Thursday, August 09, 2007
Today I went to check out what's happening at the archaeological excavation of Silchester, which was the Roman town of Calleva Atrebatum. Located between Reading and Basingstoke, about 60 miles west of London, Silchester is one of the biggest teaching digs in the country.
Dr Hella Eckardt -- Lecturer in Roman Archaeology at the University of Reading -- has invited me to come see what was happening because I hope to set a future Roman Mystery mini-mystery at Silchester. Hella's specialty is diaspora in the Roman Empire. In other words, what were North Africans doing in Roman York? And what were people from the Rhineland doing in Silchester? Hella studies their bones and grave goods to get the answers. She likes my books because I have different ethnic groups and nationalities and this reflects what the Roman empire was like! She and I are also going to collaborate on some worksheets for school-children to do when they visit the site.

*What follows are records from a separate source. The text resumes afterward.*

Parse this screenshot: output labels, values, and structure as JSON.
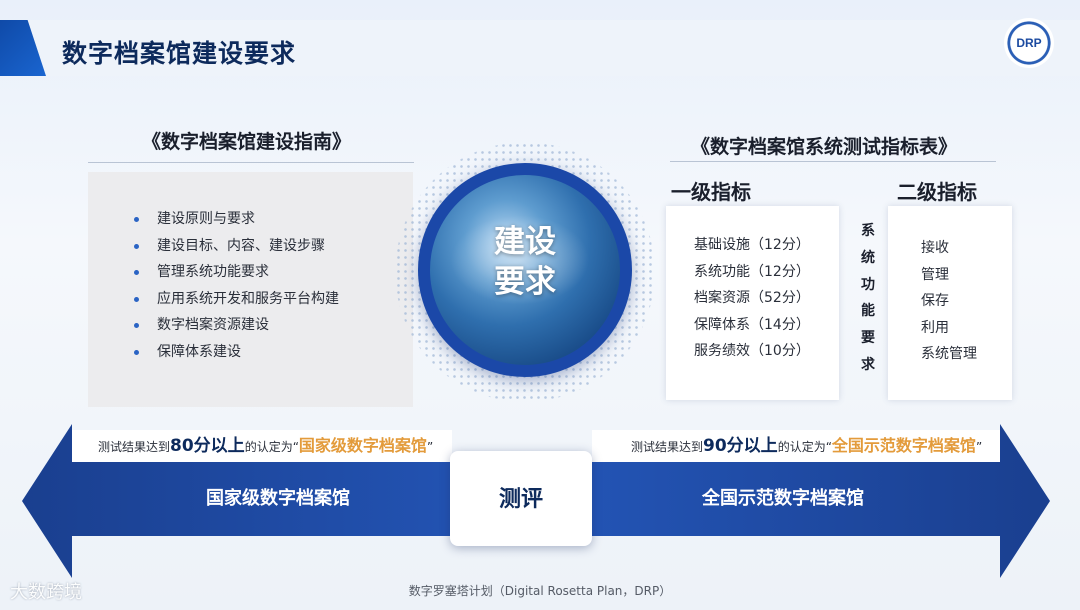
{
  "slide_title": "数字档案馆建设要求",
  "logo_text": "DRP",
  "left_panel": {
    "title": "《数字档案馆建设指南》",
    "items": [
      "建设原则与要求",
      "建设目标、内容、建设步骤",
      "管理系统功能要求",
      "应用系统开发和服务平台构建",
      "数字档案资源建设",
      "保障体系建设"
    ]
  },
  "center": {
    "line1": "建设",
    "line2": "要求"
  },
  "right_panel": {
    "title": "《数字档案馆系统测试指标表》",
    "level1_heading": "一级指标",
    "level2_heading": "二级指标",
    "level1_items": [
      "基础设施（12分）",
      "系统功能（12分）",
      "档案资源（52分）",
      "保障体系（14分）",
      "服务绩效（10分）"
    ],
    "vertical_label": [
      "系",
      "统",
      "功",
      "能",
      "要",
      "求"
    ],
    "level2_items": [
      "接收",
      "管理",
      "保存",
      "利用",
      "系统管理"
    ]
  },
  "evaluation": {
    "left_banner": {
      "prefix": "测试结果达到",
      "score": "80分以上",
      "middle": "的认定为",
      "quote_open": "“",
      "result": "国家级数字档案馆",
      "quote_close": "”"
    },
    "right_banner": {
      "prefix": "测试结果达到",
      "score": "90分以上",
      "middle": "的认定为",
      "quote_open": "“",
      "result": "全国示范数字档案馆",
      "quote_close": "”"
    },
    "left_arrow_label": "国家级数字档案馆",
    "center_label": "测评",
    "right_arrow_label": "全国示范数字档案馆"
  },
  "footer": "数字罗塞塔计划（Digital Rosetta Plan，DRP）",
  "watermark": "大数跨境",
  "colors": {
    "primary_blue": "#1b48a8",
    "accent_orange": "#e39b3b",
    "title_navy": "#0d2a5c"
  }
}
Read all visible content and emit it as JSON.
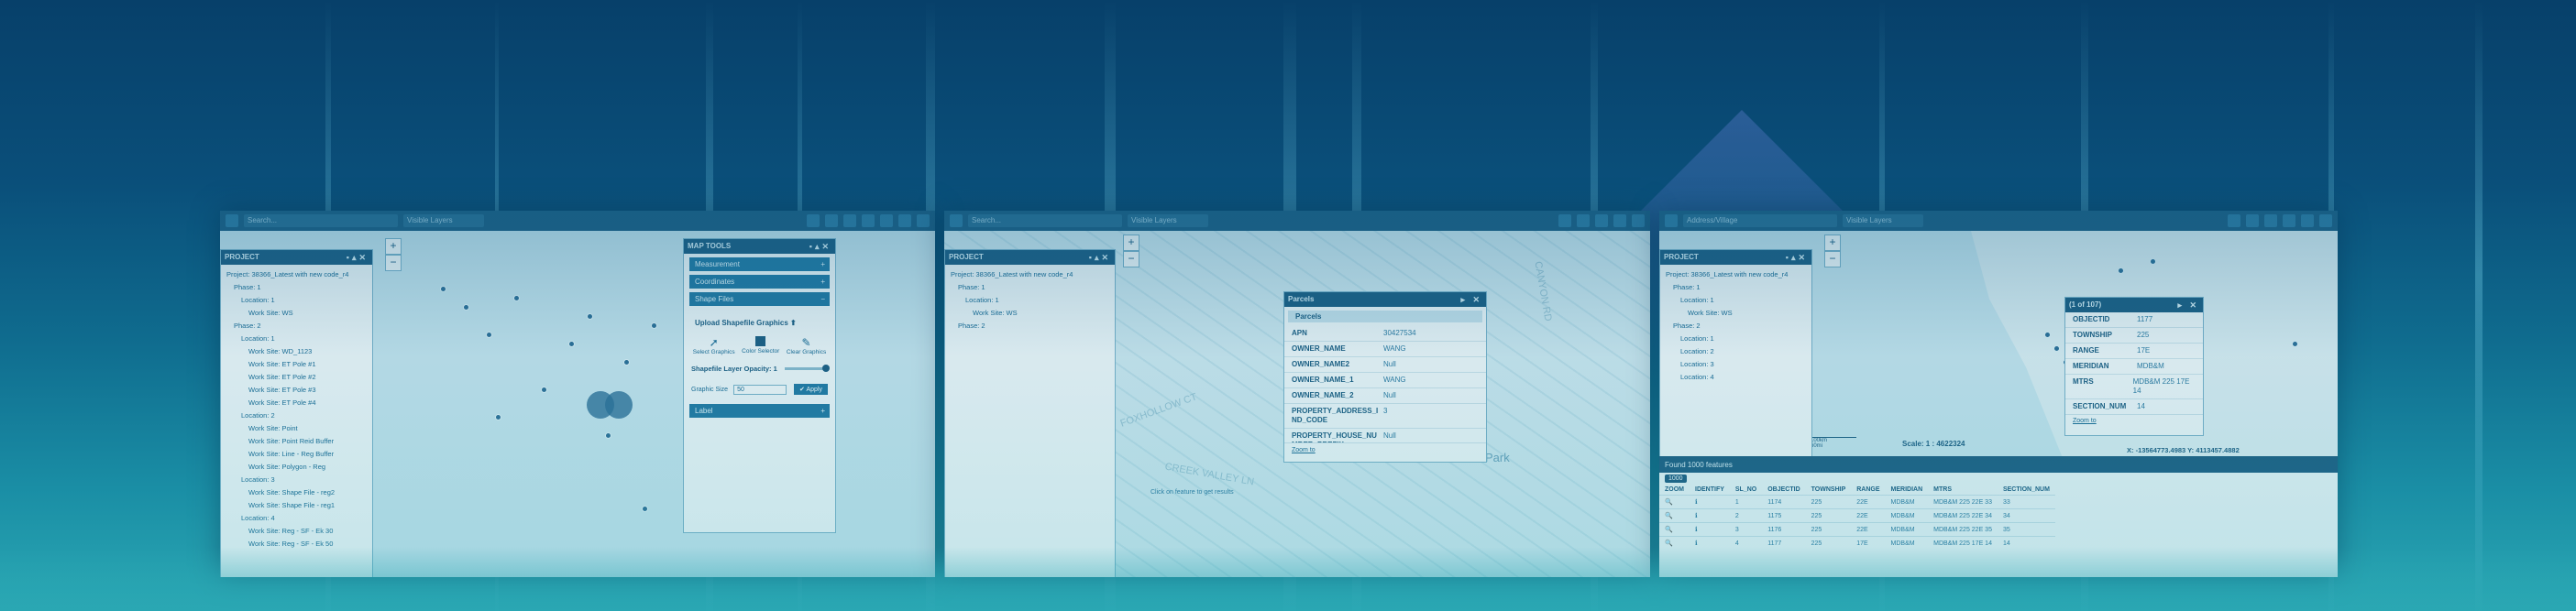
{
  "colors": {
    "accent": "#1d5b80",
    "link": "#1b6a94",
    "bg_top": "#07406a",
    "bg_bottom": "#2aa7b3"
  },
  "toolbar": {
    "search_placeholder": "Search...",
    "address_placeholder": "Address/Village",
    "layers_label": "Visible Layers"
  },
  "left": {
    "project_title": "PROJECT",
    "tree": [
      "Project: 38366_Latest with new code_r4",
      "Phase: 1",
      "Location: 1",
      "Work Site: WS",
      "Phase: 2",
      "Location: 1",
      "Work Site: WD_1123",
      "Work Site: ET Pole #1",
      "Work Site: ET Pole #2",
      "Work Site: ET Pole #3",
      "Work Site: ET Pole #4",
      "Location: 2",
      "Work Site: Point",
      "Work Site: Point Reid Buffer",
      "Work Site: Line - Reg Buffer",
      "Work Site: Polygon - Reg",
      "Location: 3",
      "Work Site: Shape File - reg2",
      "Work Site: Shape File - reg1",
      "Location: 4",
      "Work Site: Reg - SF - Ek 30",
      "Work Site: Reg - SF - Ek 50"
    ],
    "map_tools": {
      "title": "MAP TOOLS",
      "sections": [
        "Measurement",
        "Coordinates",
        "Shape Files"
      ],
      "upload_label": "Upload Shapefile Graphics",
      "tools": [
        "Select Graphics",
        "Color Selector",
        "Clear Graphics"
      ],
      "opacity_label": "Shapefile Layer Opacity: 1",
      "graphic_size_label": "Graphic Size",
      "graphic_size_value": "50",
      "apply_label": "Apply",
      "label_section": "Label"
    }
  },
  "middle": {
    "project_title": "PROJECT",
    "tree": [
      "Project: 38366_Latest with new code_r4",
      "Phase: 1",
      "Location: 1",
      "Work Site: WS",
      "Phase: 2"
    ],
    "popup": {
      "title": "Parcels",
      "subtitle": "Parcels",
      "rows": [
        {
          "k": "APN",
          "v": "30427534"
        },
        {
          "k": "OWNER_NAME",
          "v": "WANG"
        },
        {
          "k": "OWNER_NAME2",
          "v": "Null"
        },
        {
          "k": "OWNER_NAME_1",
          "v": "WANG"
        },
        {
          "k": "OWNER_NAME_2",
          "v": "Null"
        },
        {
          "k": "PROPERTY_ADDRESS_I ND_CODE",
          "v": "3"
        },
        {
          "k": "PROPERTY_HOUSE_NU MBER_PREFIX",
          "v": "Null"
        }
      ],
      "zoom_link": "Zoom to"
    },
    "hint": "Click on feature to get results",
    "streets": [
      "FOXHOLLOW CT",
      "CREEK VALLEY LN",
      "CANYON RD",
      "Park"
    ]
  },
  "right": {
    "project_title": "PROJECT",
    "tree": [
      "Project: 38366_Latest with new code_r4",
      "Phase: 1",
      "Location: 1",
      "Work Site: WS",
      "Phase: 2",
      "Location: 1",
      "Location: 2",
      "Location: 3",
      "Location: 4"
    ],
    "popup": {
      "title": "(1 of 107)",
      "rows": [
        {
          "k": "OBJECTID",
          "v": "1177"
        },
        {
          "k": "TOWNSHIP",
          "v": "225"
        },
        {
          "k": "RANGE",
          "v": "17E"
        },
        {
          "k": "MERIDIAN",
          "v": "MDB&M"
        },
        {
          "k": "MTRS",
          "v": "MDB&M 225 17E 14"
        },
        {
          "k": "SECTION_NUM",
          "v": "14"
        }
      ],
      "zoom_link": "Zoom to"
    },
    "scale_label": "Scale: 1 : 4622324",
    "coords": "X: -13564773.4983   Y: 4113457.4882",
    "scalebar": [
      "100km",
      "60mi"
    ],
    "features_label": "Found 1000 features",
    "page_size": "1000",
    "table": {
      "headers": [
        "ZOOM",
        "IDENTIFY",
        "SL_NO",
        "OBJECTID",
        "TOWNSHIP",
        "RANGE",
        "MERIDIAN",
        "MTRS",
        "SECTION_NUM"
      ],
      "rows": [
        [
          "1",
          "1174",
          "225",
          "22E",
          "MDB&M",
          "MDB&M 225 22E 33",
          "33"
        ],
        [
          "2",
          "1175",
          "225",
          "22E",
          "MDB&M",
          "MDB&M 225 22E 34",
          "34"
        ],
        [
          "3",
          "1176",
          "225",
          "22E",
          "MDB&M",
          "MDB&M 225 22E 35",
          "35"
        ],
        [
          "4",
          "1177",
          "225",
          "17E",
          "MDB&M",
          "MDB&M 225 17E 14",
          "14"
        ]
      ]
    }
  }
}
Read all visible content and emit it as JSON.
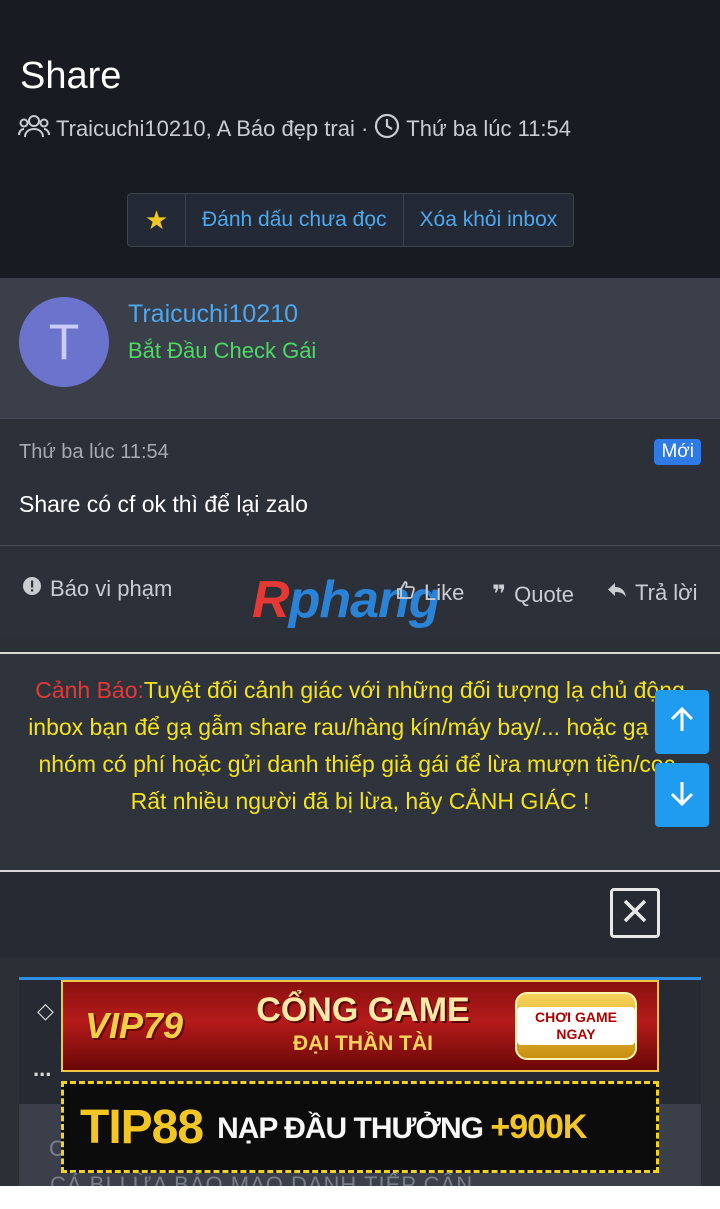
{
  "header": {
    "title": "Share",
    "participants": "Traicuchi10210, A Báo đẹp trai ·",
    "time": "Thứ ba lúc 11:54"
  },
  "toolbar": {
    "star": "★",
    "mark_unread": "Đánh dấu chưa đọc",
    "remove_inbox": "Xóa khỏi inbox"
  },
  "author": {
    "avatar_letter": "T",
    "username": "Traicuchi10210",
    "user_title": "Bắt Đầu Check Gái"
  },
  "message": {
    "time": "Thứ ba lúc 11:54",
    "badge": "Mới",
    "body": "Share có cf ok thì để lại zalo"
  },
  "actions": {
    "report": "Báo vi phạm",
    "like": "Like",
    "quote": "Quote",
    "reply": "Trả lời"
  },
  "logo": {
    "r": "R",
    "rest": "phang"
  },
  "warning": {
    "label": "Cảnh Báo:",
    "text": "Tuyệt đối cảnh giác với những đối tượng lạ chủ động inbox bạn để gạ gẫm share rau/hàng kín/máy bay/... hoặc gạ vào nhóm có phí hoặc gửi danh thiếp giả gái để lừa mượn tiền/cọc.",
    "line2": "Rất nhiều người đã bị lừa, hãy CẢNH GIÁC !"
  },
  "ads": {
    "banner1_vip": "VIP79",
    "banner1_title": "CỔNG GAME",
    "banner1_sub": "ĐẠI THẦN TÀI",
    "banner1_cta": "CHƠI GAME NGAY",
    "banner2_brand": "TIP88",
    "banner2_text": "NẠP ĐẦU THƯỞNG",
    "banner2_amount": "+900K"
  },
  "editor": {
    "more": "...",
    "faded_text": "CẢ BỊ LỪA BÁO MẠO DANH TIẾP CẬN"
  },
  "colors": {
    "accent": "#4ea8ef",
    "user_title": "#4cd964",
    "badge": "#2f7ae5",
    "warning_text": "#f5e31a",
    "warning_label": "#e53935",
    "scroll_button": "#1f9cf0"
  }
}
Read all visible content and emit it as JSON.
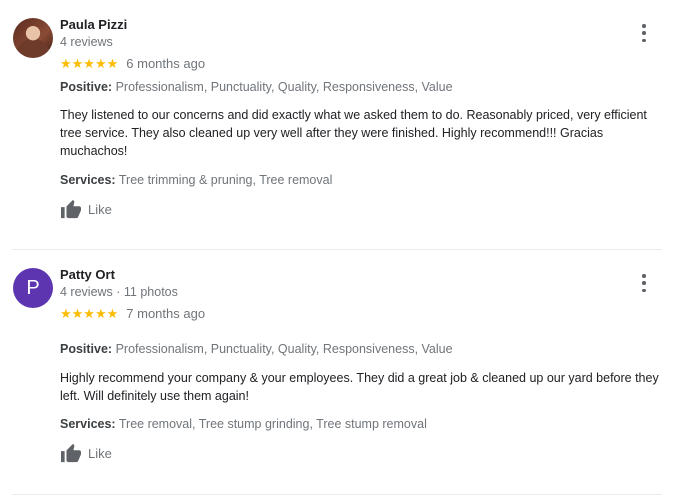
{
  "reviews": [
    {
      "author": "Paula Pizzi",
      "meta": "4 reviews",
      "stars": "★★★★★",
      "rating": 5,
      "date": "6 months ago",
      "positive_label": "Positive:",
      "positive_value": "Professionalism, Punctuality, Quality, Responsiveness, Value",
      "text": "They listened to our concerns and did exactly what we asked them to do. Reasonably priced, very efficient tree service. They also cleaned up very well after they were finished. Highly recommend!!! Gracias muchachos!",
      "services_label": "Services:",
      "services_value": "Tree trimming & pruning, Tree removal",
      "like_label": "Like"
    },
    {
      "author": "Patty Ort",
      "avatar_letter": "P",
      "avatar_color": "#5e35b1",
      "meta": "4 reviews · 11 photos",
      "stars": "★★★★★",
      "rating": 5,
      "date": "7 months ago",
      "positive_label": "Positive:",
      "positive_value": "Professionalism, Punctuality, Quality, Responsiveness, Value",
      "text": "Highly recommend your company & your employees. They did a great job & cleaned up our yard before they left. Will definitely use them again!",
      "services_label": "Services:",
      "services_value": "Tree removal, Tree stump grinding, Tree stump removal",
      "like_label": "Like"
    }
  ],
  "colors": {
    "star": "#fbbc04",
    "secondary_text": "#70757a",
    "divider": "#ebebeb"
  }
}
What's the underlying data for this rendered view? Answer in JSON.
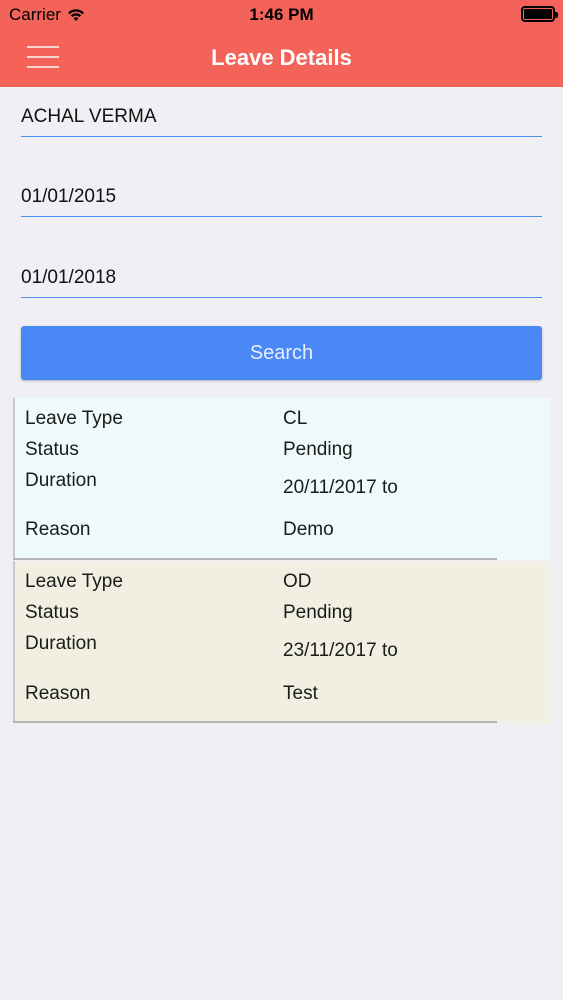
{
  "status_bar": {
    "carrier": "Carrier",
    "time": "1:46 PM"
  },
  "nav": {
    "title": "Leave Details"
  },
  "form": {
    "employee": "ACHAL VERMA",
    "from_date": "01/01/2015",
    "to_date": "01/01/2018",
    "search_label": "Search"
  },
  "labels": {
    "leave_type": "Leave Type",
    "status": "Status",
    "duration": "Duration",
    "reason": "Reason"
  },
  "leaves": [
    {
      "leave_type": "CL",
      "status": "Pending",
      "duration": "20/11/2017 to",
      "reason": "Demo",
      "color": "#effbfb"
    },
    {
      "leave_type": "OD",
      "status": "Pending",
      "duration": "23/11/2017 to",
      "reason": "Test",
      "color": "#f0efe2"
    }
  ],
  "colors": {
    "header": "#f4635a",
    "accent": "#4a88f6",
    "underline": "#4d8df5"
  }
}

It is a beautiful summer day with friendly fluffy clouds, the kind of day when England is at its best. Site director Jon meets me at Mortimer train station and drives me to the site. I find Hella and she introduces me to excavation director Amanda Clarke and excavator Mike Fulford, Professor of Archaeology at the University of Reading. Mike has been excavating Silchester for over 30 years! I ask him what was unique about this Romano-British settlement and he tells me it was special because it thrived from the Iron Age continuously through the Roman period. Then in the 6th century AD it was completely abandoned.
Hella gives me a tour of the site. Over a hundred volunteers (mostly students) are helping to excavate one insula (city block) of the town. This insula had some private houses as well as small industries, like a metal-workers and perhaps fullers' (laundries). Like most archaeological sites, it is quite confusing, with many different layers of occupation. You have to have a certain kind of mind to understand what's going on. Hella does have that kind of mind. I don't. Even though she explains it clearly my attention wanders. I am more interested in the tents and the portaloos and the fact that all the volunteers have to be driven a few miles to take showers! Also, they are having a masked ball in the marquee this evening for their end-of-dig party.
I perk up when Hella shows me some of the artefacts they've found this season. This summer, they have been 'digging in the AD 60's and 70's' which means they're at the level which puts them exactly during the time my books are set. Hella shows me a dupondius of Vespasian (you can recognize his ugly mug even through two thousand years of corrosion) and also one of Claudius, during whose reign Britannia was first occupied. She also lets me examine a bronze fibula, a pair of bent tweezers and two iron signet rings, both with intaglios made of pale yellow glass paste (?). One signet ring has a tiny horse's head and boar's head, the other has a centaur looking at a shrine. I also see a clay tile with the footprint of a dog imprinted in it. Here is evidence of a ancient Romano-British dog running across tiles drying in the sun!
It's the last day of the season and there is a mechanical crane called a 'cherry-picker' there, so that photographers can take aerial views of the site. Amanda says that Hella and I can go up in it! From up here you can get a bird's eye view of the excavation. We look down and can clearly see a well, traces of a round building, the road running from the Northern Gate to the Southern Gate and other such things.
After the breathtaking view from the cherry picker, we sit on a finds bench and eat a sandwich lunch and discuss the site.
Here are some interesting facts about Calleva Atrebatum:
Calleva means 'woodland'.
Atrebatum means 'of the tribe of Atrebati'.
Nobody knows why the town grew up on that particular site.
Nobody knows why it was completely abandoned many years later.
A nearby church is built on the site of a Romano-British temple.
There is an amphitheatre outside the town walls.
There is a strange marker inscribed with a 5th century AD Irish script.
(Sadly too late for my books)
Some of the wells are lined with wine-barrels made of silver fir.
Silver fir only grows in the Alps.
The barrels probably contained Rhineland wine.